Une antiquité: La blouse du maître

GRAPHOMANIE

Encore une publication de Jean Mourot!

Les éditions BoD viennent de sortir le nouveau livre de témoignage du retraité graphomane de Yainville. En voici la couverture et la présentation. Il n'est pas interdit transmettre cette publicité autour de vous: c'est le seul moyen d'informer d'éventuels lecteurs.

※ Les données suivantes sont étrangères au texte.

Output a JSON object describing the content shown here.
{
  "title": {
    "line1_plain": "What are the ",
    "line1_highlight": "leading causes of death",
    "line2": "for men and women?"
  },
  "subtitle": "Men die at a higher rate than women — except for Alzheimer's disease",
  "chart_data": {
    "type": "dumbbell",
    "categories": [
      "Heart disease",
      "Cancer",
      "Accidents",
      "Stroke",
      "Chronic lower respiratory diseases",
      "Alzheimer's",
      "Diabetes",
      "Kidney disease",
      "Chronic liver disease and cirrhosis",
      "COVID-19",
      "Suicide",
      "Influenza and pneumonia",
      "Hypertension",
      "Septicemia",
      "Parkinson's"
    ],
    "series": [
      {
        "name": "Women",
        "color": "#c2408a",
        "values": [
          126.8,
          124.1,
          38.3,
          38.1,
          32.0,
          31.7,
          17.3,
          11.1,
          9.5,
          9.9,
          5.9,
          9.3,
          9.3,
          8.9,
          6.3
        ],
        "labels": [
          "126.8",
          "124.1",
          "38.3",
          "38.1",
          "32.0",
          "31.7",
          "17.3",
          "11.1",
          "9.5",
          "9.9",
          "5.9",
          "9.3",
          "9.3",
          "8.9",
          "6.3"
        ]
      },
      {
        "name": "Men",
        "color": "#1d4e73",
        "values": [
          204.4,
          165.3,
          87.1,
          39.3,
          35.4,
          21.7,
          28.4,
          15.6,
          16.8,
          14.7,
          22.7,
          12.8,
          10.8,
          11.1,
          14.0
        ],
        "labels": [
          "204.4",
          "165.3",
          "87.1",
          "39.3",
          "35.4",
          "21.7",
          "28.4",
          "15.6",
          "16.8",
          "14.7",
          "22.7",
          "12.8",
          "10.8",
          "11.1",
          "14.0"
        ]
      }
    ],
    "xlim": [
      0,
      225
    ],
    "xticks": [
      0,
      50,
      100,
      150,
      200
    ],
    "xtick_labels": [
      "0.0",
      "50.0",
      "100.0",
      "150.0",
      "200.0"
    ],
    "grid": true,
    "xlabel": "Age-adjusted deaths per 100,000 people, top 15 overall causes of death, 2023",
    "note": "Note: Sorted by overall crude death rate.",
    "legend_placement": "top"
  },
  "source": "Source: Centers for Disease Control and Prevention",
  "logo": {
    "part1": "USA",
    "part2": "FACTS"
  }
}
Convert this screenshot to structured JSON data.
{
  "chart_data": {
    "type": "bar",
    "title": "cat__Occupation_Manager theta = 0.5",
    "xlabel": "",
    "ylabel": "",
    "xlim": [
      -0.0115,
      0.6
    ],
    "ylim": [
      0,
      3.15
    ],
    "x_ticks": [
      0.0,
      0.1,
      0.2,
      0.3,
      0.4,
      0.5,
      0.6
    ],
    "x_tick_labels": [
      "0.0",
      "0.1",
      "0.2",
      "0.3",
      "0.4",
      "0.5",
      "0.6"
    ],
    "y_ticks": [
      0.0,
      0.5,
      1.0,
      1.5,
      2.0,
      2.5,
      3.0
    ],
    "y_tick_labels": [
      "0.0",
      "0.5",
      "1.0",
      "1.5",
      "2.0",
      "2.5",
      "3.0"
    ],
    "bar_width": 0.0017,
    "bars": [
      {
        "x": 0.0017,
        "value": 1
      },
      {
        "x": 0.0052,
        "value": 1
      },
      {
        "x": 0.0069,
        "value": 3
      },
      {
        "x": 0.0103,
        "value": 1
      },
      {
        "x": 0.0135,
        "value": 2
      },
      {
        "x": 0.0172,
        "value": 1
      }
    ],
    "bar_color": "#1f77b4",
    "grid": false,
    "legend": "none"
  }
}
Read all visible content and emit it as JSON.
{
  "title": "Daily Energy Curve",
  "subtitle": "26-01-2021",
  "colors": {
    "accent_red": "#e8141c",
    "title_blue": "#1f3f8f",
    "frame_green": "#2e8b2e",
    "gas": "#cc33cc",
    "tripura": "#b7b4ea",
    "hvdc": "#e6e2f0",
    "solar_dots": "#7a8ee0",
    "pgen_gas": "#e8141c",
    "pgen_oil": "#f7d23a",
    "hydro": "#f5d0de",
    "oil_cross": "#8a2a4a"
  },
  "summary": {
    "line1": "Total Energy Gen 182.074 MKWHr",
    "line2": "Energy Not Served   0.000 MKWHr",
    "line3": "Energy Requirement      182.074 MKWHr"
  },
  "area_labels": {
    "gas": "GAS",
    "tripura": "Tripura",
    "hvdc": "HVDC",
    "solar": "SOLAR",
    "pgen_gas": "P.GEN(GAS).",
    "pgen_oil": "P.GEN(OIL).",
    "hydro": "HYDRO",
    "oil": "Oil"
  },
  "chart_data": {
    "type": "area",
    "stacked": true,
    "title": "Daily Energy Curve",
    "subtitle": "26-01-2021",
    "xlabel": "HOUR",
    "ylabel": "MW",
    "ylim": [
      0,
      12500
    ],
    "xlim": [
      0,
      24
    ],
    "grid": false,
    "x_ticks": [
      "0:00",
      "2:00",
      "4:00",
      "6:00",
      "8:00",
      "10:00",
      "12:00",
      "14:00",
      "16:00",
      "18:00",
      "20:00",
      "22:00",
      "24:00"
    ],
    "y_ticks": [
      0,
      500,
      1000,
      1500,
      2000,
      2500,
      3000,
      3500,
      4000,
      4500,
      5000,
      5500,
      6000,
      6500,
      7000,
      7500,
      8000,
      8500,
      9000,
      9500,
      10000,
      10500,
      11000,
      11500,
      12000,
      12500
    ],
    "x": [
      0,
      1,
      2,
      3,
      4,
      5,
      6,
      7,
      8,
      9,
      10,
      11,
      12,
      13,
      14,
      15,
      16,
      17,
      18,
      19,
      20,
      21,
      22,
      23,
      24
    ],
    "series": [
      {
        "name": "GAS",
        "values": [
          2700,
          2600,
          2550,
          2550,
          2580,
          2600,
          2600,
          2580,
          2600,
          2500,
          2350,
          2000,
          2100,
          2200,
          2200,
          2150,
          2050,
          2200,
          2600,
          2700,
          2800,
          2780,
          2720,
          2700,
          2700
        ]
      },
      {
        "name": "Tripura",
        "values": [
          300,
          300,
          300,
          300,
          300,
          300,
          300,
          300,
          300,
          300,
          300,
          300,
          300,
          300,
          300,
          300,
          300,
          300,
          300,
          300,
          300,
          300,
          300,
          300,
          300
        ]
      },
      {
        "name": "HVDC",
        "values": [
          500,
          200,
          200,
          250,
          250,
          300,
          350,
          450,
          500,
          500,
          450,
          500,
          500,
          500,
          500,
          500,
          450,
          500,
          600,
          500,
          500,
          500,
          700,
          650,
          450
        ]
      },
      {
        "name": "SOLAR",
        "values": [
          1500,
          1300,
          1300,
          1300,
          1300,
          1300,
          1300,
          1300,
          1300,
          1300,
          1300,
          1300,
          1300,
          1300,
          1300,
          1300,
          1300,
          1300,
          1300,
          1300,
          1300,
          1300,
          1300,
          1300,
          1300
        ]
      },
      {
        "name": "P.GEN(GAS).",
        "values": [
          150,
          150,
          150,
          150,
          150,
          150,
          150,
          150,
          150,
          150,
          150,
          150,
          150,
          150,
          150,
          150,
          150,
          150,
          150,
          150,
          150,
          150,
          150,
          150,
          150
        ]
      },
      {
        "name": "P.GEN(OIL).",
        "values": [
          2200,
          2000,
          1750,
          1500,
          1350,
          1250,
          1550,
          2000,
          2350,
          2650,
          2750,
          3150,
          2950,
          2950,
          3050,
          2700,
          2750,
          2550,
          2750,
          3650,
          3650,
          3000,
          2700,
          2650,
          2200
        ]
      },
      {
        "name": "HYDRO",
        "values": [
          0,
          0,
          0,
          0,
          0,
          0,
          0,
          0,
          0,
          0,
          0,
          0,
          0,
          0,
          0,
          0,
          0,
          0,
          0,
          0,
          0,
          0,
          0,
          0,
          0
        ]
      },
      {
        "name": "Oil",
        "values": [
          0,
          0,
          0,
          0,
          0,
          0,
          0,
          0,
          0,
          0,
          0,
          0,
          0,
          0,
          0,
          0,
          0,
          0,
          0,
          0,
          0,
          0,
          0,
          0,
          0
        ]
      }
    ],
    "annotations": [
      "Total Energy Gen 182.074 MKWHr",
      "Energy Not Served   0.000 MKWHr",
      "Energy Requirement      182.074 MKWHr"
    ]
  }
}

Il y a 40 ans, la blouse était encore l’uniforme des maîtres d’école. Depuis, elle a disparu en même temps que les secrétaires de mairie-instituteurs. Les petites écoles ont fermé les unes après les autres. L’école rurale appartient désormais à un folklore désuet alimentant la nostalgie de ses anciens élèves.
Après quatre années en banlieue rouennaise, l’auteur a été nommé avec son épouse dans l’une de ces écoles de hameau qu’on construisait encore dans les années soixante. Ouverte en septembre 1958 au milieu des prés et des champs, l’école des Sablons de Jumièges ne comportait que deux classes mixtes, mal chauffées en hiver par un vieux poêle Godin. L’appartement de fonction surmontait la classe des grands. C’est la solitude du lieu et le fait de ne pas y être astreint à assurer le secrétariat de mairie qui avaient séduit le nouveau maître lorsqu’il l’avait visitée, alors qu’il cherchait à quitter la ville pour la campagne en espérant y trouver une “petite bonne” pour s’occuper de leurs jeunes enfants. Elle allait devenir “l’école des Mourot” avant de connaître un rapide déclin après leur départ,dans les années quatre-vingts. Devenue école à classe unique, faute d’élèves, elle fermera définitivement vers 1990.
En 20 ans, ce « couple pédagogique » en blouse aura préparé à la vie plusieurs générations d’élèves, avant de les préparer au collège unique après la suppression des classes de Fin d’Études et du fameux “Certif”, le baccalauréat des pauvres. C’est de ces années qui virent la fin de l’école de Jules Ferry, que témoignent ces mémoires. Ils ressuscitent une époque révolue, évoquant des lieux, des personnes, des habitudes qui ont depuis bien changé. On y trouvera aussi la vie d’une famille, en parallèle avec celle d’un militant politique et syndical impliqué dans une période troublée, au cours de laquelle un nouveau monde a progressivement remplacé l’ancien.
On peut se procurer l'ouvrage, illustré, chez l'auteur (Jean Mourot 622 bis rue de l'Essart 76480 YAINVILLE) ou le commander en librairie (ISBN 978-2-8106-0332-9) 272 p. 16 € ou encore l'acheter en ligne sur www.chapitre.com ou www.alapage.com ou encore www.amazon.fr franco de port et avec 5% de remise.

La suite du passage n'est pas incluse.